Monday, September 29, 2014

The Allure of Sleepy Hollow

                                                          Sleepy Hollow Access
                                                              Lake Maumelle

It's the brink of October and fall is in the air.  With the hint of Halloween lingering close by, the changing of the colors in the trees, the shorter days of autumn, it is easy to remember Washington Irving's story:  The Legend of Sleepy Hollow.

Arkansas is 1260 miles from Tarrytown, New York, which is where Irving and his family moved in 1798 to escape an epidemic of yellow fever.  Autumn there is no doubt cooler than here.  But even here we enjoy hearing a good ghost story every now and then.  Irving tapped into portion of the brain we all secretly wonder about.

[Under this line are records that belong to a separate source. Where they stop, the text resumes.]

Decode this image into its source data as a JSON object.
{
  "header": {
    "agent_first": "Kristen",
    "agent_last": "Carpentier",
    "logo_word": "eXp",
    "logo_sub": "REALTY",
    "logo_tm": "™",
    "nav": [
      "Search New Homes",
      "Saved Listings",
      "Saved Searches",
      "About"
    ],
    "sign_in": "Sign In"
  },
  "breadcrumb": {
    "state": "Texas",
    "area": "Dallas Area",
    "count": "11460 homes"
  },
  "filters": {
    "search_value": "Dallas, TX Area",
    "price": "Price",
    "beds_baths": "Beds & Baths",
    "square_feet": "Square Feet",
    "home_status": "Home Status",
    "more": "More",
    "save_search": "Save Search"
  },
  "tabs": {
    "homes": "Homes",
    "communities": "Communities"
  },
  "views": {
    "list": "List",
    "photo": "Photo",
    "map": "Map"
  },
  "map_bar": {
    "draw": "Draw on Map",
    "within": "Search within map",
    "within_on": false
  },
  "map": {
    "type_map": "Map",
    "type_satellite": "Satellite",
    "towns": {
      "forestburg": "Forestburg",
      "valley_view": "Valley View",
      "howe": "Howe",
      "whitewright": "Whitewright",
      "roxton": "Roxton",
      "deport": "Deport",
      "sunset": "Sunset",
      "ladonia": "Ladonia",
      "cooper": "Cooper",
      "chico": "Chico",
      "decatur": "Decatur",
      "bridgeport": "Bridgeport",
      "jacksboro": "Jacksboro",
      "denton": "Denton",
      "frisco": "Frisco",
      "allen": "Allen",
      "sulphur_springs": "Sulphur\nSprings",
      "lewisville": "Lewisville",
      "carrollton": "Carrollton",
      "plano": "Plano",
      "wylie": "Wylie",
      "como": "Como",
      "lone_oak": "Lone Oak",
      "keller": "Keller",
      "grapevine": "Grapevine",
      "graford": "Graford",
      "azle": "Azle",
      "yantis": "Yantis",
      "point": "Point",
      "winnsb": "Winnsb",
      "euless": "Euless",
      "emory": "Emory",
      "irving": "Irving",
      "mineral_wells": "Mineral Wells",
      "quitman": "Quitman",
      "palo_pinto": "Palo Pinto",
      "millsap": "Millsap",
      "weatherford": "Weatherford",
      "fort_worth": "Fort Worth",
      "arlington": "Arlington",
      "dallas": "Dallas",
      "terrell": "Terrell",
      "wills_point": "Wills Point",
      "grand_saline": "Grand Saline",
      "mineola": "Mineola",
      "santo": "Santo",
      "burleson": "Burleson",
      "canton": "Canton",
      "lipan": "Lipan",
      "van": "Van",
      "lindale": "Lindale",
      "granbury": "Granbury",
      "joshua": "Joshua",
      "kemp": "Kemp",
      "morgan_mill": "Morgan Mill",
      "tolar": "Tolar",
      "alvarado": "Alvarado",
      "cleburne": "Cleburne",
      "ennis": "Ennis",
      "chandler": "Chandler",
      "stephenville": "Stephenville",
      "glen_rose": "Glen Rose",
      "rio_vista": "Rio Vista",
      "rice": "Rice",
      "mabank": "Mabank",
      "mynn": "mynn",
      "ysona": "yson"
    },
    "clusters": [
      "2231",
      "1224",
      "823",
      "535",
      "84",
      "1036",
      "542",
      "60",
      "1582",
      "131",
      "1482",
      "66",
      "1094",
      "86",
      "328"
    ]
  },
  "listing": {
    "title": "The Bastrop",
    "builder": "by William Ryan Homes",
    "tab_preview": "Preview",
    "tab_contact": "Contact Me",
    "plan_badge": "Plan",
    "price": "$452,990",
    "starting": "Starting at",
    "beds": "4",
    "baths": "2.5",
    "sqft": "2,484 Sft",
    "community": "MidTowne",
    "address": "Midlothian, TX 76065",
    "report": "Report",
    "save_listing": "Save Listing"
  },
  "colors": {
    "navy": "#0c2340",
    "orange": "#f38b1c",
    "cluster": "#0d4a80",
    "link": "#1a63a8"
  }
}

People are intrigued by this story, even down to today.  Published in 1819 it still captures the imagination of so many of us on those closed in dark days of fall.  This interest is evident in many places around the country, and yes, even here in Arkansas.

Sleepy Hollow Access is a park approximately 30 miles west of Little Rock.  As seen on a beautiful day it is a peaceful place giving access to Lake Maumelle.  The lake is very popular with the local fishermen.  My husband and I once camped there overnight, oh so many years ago.  We had fun, but when you awake on a cool morning and the fog has rolled in off the water and the visibility is almost nil with civilization not so close by, you can almost imagine what Irving's character, Ichabod Crane, experienced on that fateful night when he rode out to meet the Headless Horseman.

I don't know who suggested the name for this park, but I like it.  And I enjoy stopping by every now and then for a quiet peaceful reverie.  If you're ever in the area, look it up.  See if you are captured by the beautiful trees and quiet river.

Thursday, September 25, 2014

Kids and False Alarms

People have always needed a way to transmit information about disasters, especially fires.  For a long time they were limited to using bells, whistles, gun shots and watchmen in towers.  In the 1850's a Massachusetts physician came up with an alarm system using electromagnetics and the telegraph to send a coded message to a central fire station.  There were various improvements made and the Gamewell became very popular.

However, civilization progresses in many directions.  Such was the case with sending in a fire alarm.  There came a time when telephones were saturating neighborhoods and the fire alarm box was becoming obsolete.  That was when they became  a focal point for neighborhood kids.  They discovered that pulling the hook would bring firemen with their trucks rushing into the area.  It was fun for them, especially on those long hot summer days.  It reached a point where the majority of calls coming over the system were false alarms.

My husband was a fireman in Little Rock, Arkansas, for many years.  When an alarm from a box came in they would arrive to see all the neighborhood kids waiting for them.  They would lecture the kids and go back to the station only to have the process repeated.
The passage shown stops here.